Art in America – Coloring In Quarantine

Art in America — October 5, 2021

By Jacoba Urist
October 5, 2021

Within days of Governor Andrew Cuomo’s March 2020 PAUSE Order closing schools and nonessential businesses across New York State, the nonprofit RxArt—an organization that commissions art installations for pediatric medical settings—launched a series of daily online drawing sessions hosted by contemporary artists. Artists working with RxArt transform places fraught with anxiety into immersive, playful environments, among them a suite of inpatient rooms at Cedars-Sinai Medical Center in Los Angeles whose walls and ceiling Urs Fischer covered in whimsical designs, and the entrance lobby of the Children’s National Hospital in Washington, D.C., [will feature] a brightly colored monkey atop a 14-foot-tall beaded palm tree by the Haas Brothers. Since 2006, RxArt has also produced a series of coloring books (an eighth issue is forthcoming this fall) with contributions from artists. The books are distributed free to children’s hospitals and to the families of kids undergoing treatment.

As “safer at home” and “shelter in place” orders went into effect across the country, the organization’s live Instagram drawing sessions with contributing artists like Jeffrey Gibson, Andrew Brischler, Katherine Bernhardt, Rashid Johnson, Marcel Dzama—and sometimes their children—offered many people a creative outlet. RxArt enabled free downloads of artist-designed pages from its previous coloring books, and participants could share their colored pages using the #coloringfromhome hashtag. As RxArt founder and executive director Diane Brown explained, the quarantine coloring sessions, which ran through the end of April 2020, were like therapeutic studio visits for a public struggling with the mental health challenges of stress and isolation.

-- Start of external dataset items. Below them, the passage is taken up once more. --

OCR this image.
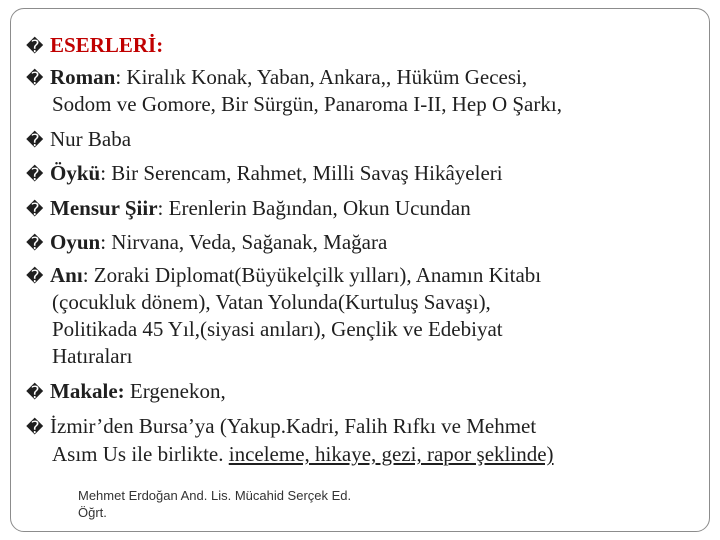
� ESERLERİ:
� Roman: Kiralık Konak, Yaban, Ankara,, Hüküm Gecesi,
Sodom ve Gomore, Bir Sürgün, Panaroma I-II, Hep O Şarkı,
� Nur Baba
� Öykü: Bir Serencam, Rahmet, Milli Savaş Hikâyeleri
� Mensur Şiir: Erenlerin Bağından, Okun Ucundan
� Oyun: Nirvana, Veda, Sağanak, Mağara
� Anı: Zoraki Diplomat(Büyükelçilk yılları), Anamın Kitabı
(çocukluk dönem), Vatan Yolunda(Kurtuluş Savaşı),
Politikada 45 Yıl,(siyasi anıları), Gençlik ve Edebiyat
Hatıraları
� Makale: Ergenekon,
� İzmir’den Bursa’ya (Yakup.Kadri, Falih Rıfkı ve Mehmet
Asım Us ile birlikte. inceleme, hikaye, gezi, rapor şeklinde)
Mehmet Erdoğan And. Lis. Mücahid Serçek Ed. Öğrt.
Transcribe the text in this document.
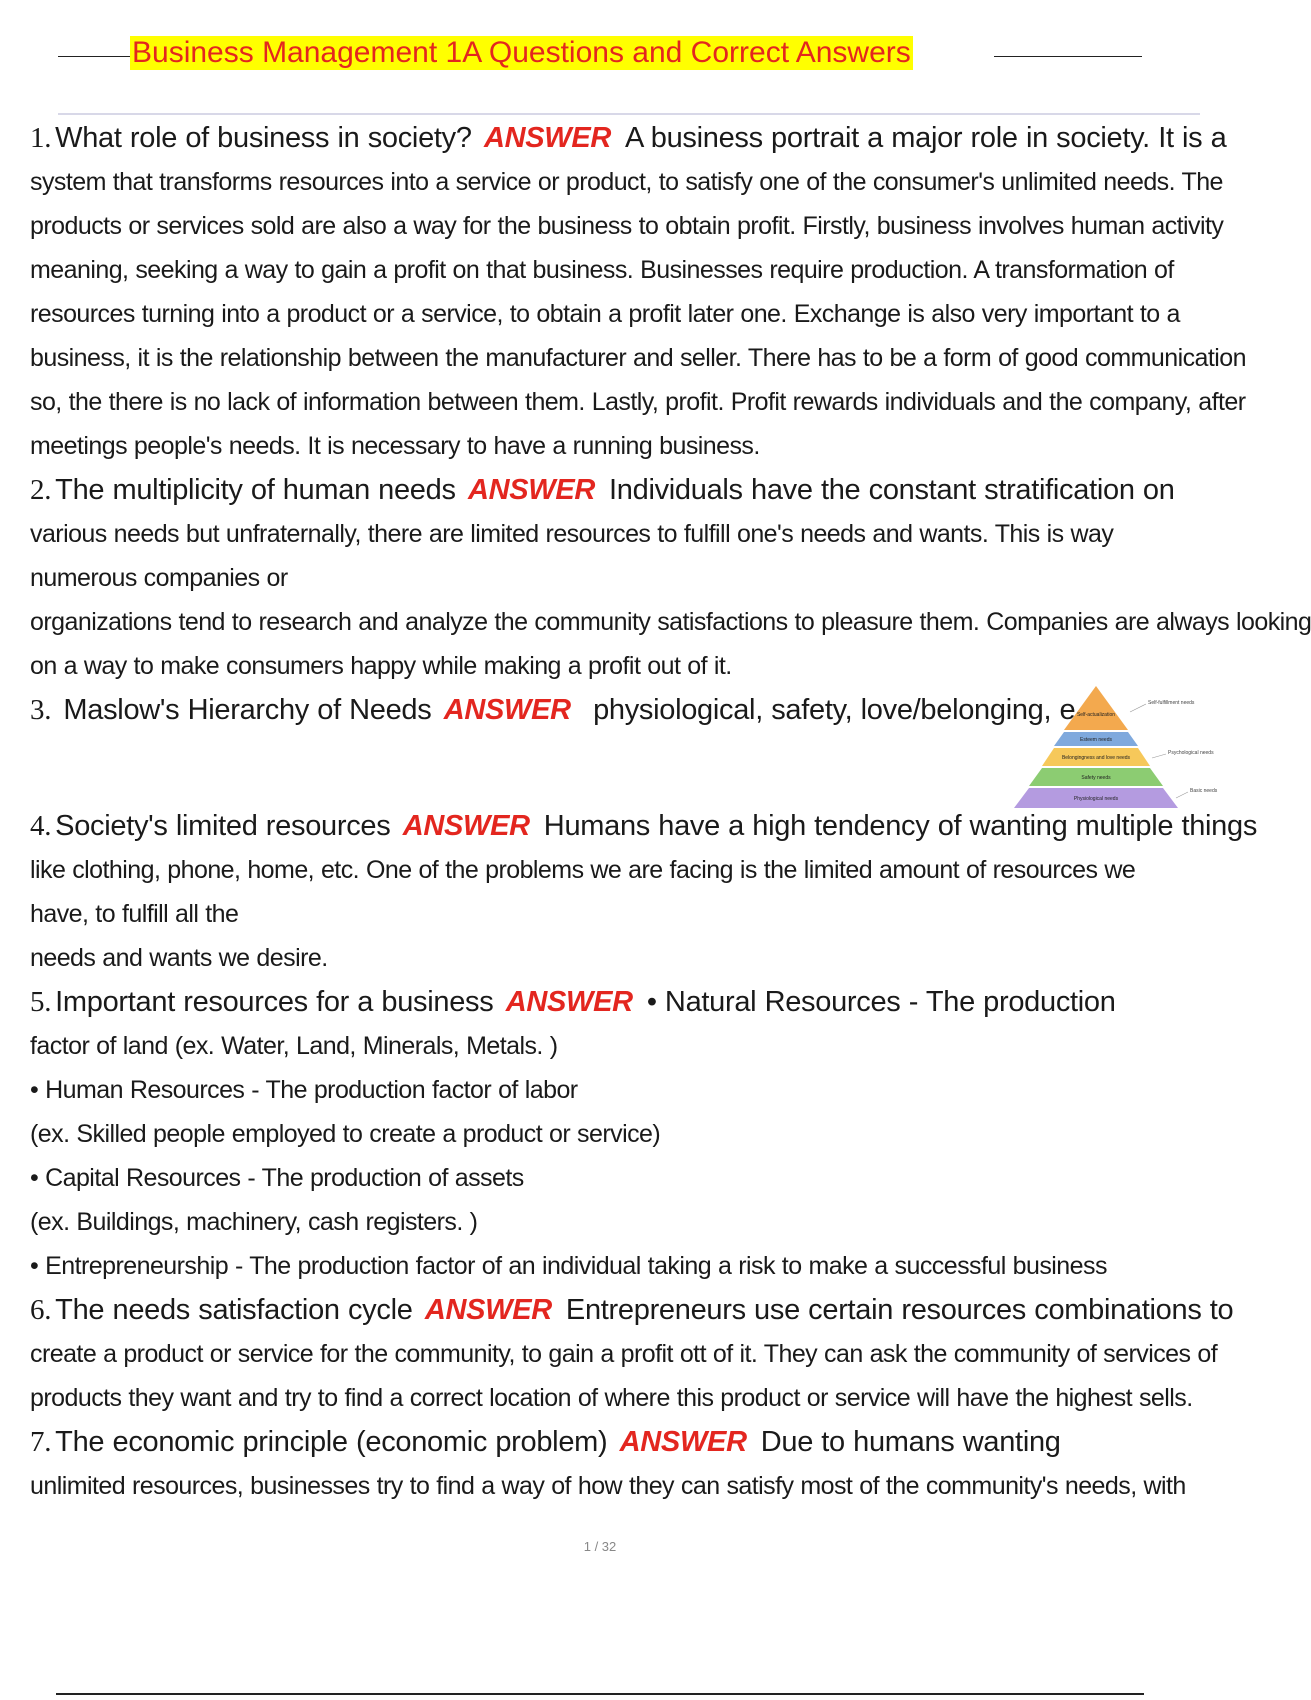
Business Management 1A Questions and Correct Answers
1. What role of business in society? ANSWER A business portrait a major role in society. It is a
system that transforms resources into a service or product, to satisfy one of the consumer's unlimited needs. The
products or services sold are also a way for the business to obtain profit. Firstly, business involves human activity
meaning, seeking a way to gain a profit on that business. Businesses require production. A transformation of
resources turning into a product or a service, to obtain a profit later one. Exchange is also very important to a
business, it is the relationship between the manufacturer and seller. There has to be a form of good communication
so, the there is no lack of information between them. Lastly, profit. Profit rewards individuals and the company, after
meetings people's needs. It is necessary to have a running business.
2. The multiplicity of human needs ANSWER Individuals have the constant stratification on
various needs but unfraternally, there are limited resources to fulfill one's needs and wants. This is way
numerous companies or
organizations tend to research and analyze the community satisfactions to pleasure them. Companies are always looking
on a way to make consumers happy while making a profit out of it.
3. Maslow's Hierarchy of Needs ANSWER physiological, safety, love/belonging, e Self-actualization
Esteem needs
Belongingness and love needs
Safety needs
Physiological needs
Self-fulfillment needs
Psychological needs
Basic needs
4. Society's limited resources ANSWER Humans have a high tendency of wanting multiple things
like clothing, phone, home, etc. One of the problems we are facing is the limited amount of resources we
have, to fulfill all the
needs and wants we desire.
5. Important resources for a business ANSWER • Natural Resources - The production
factor of land (ex. Water, Land, Minerals, Metals. )
• Human Resources - The production factor of labor
(ex. Skilled people employed to create a product or service)
• Capital Resources - The production of assets
(ex. Buildings, machinery, cash registers. )
• Entrepreneurship - The production factor of an individual taking a risk to make a successful business
6. The needs satisfaction cycle ANSWER Entrepreneurs use certain resources combinations to
create a product or service for the community, to gain a profit ott of it. They can ask the community of services of
products they want and try to find a correct location of where this product or service will have the highest sells.
7. The economic principle (economic problem) ANSWER Due to humans wanting
unlimited resources, businesses try to find a way of how they can satisfy most of the community's needs, with
1 / 32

Professional artists as well found catharsis in art-making during the pandemic. For Brooklyn-based painter Andrew Brischler, the art world suddenly stopped in its tracks. “In an instant, art-making became completely therapeutic,” he recalls of quarantine. “It became purely a way of understanding my internal world and the world around me, and just making things I wanted to look at to make me feel better and bring me pleasure in a nightmarish environment.” Brischler is known for both abstract and text-based artwork imbued with what he calls “low register” twentieth-century pop-culture references to the movies, music, and television shows that shepherded him through his middle and high school years. “Depression and anxiety are just part of who I am,” he says. It was particularly hard during the first weeks of the pandemic, he adds, to contend with the contrast between the pandemic’s enormous scale and how small and limited our lives became.

At the time, Brischler was confined to a 500-square-foot apartment in SoHo. His “Breathe In, Breathe Out” series, a group of seven abstract colored-pencil-and-graphite drawings made over eight weeks, became a meditative exercise enabling him to channel his anxiety into something concrete that he then shared on Instagram. “I started drawing a spiral motif that I found pre-Covid. I really needed to keep my hand moving to banish a lot of these really scary thoughts during the day,” he explains. “During Covid, we were all torn open, in these small, little bubbles, but we were desperate to feel connected to people.”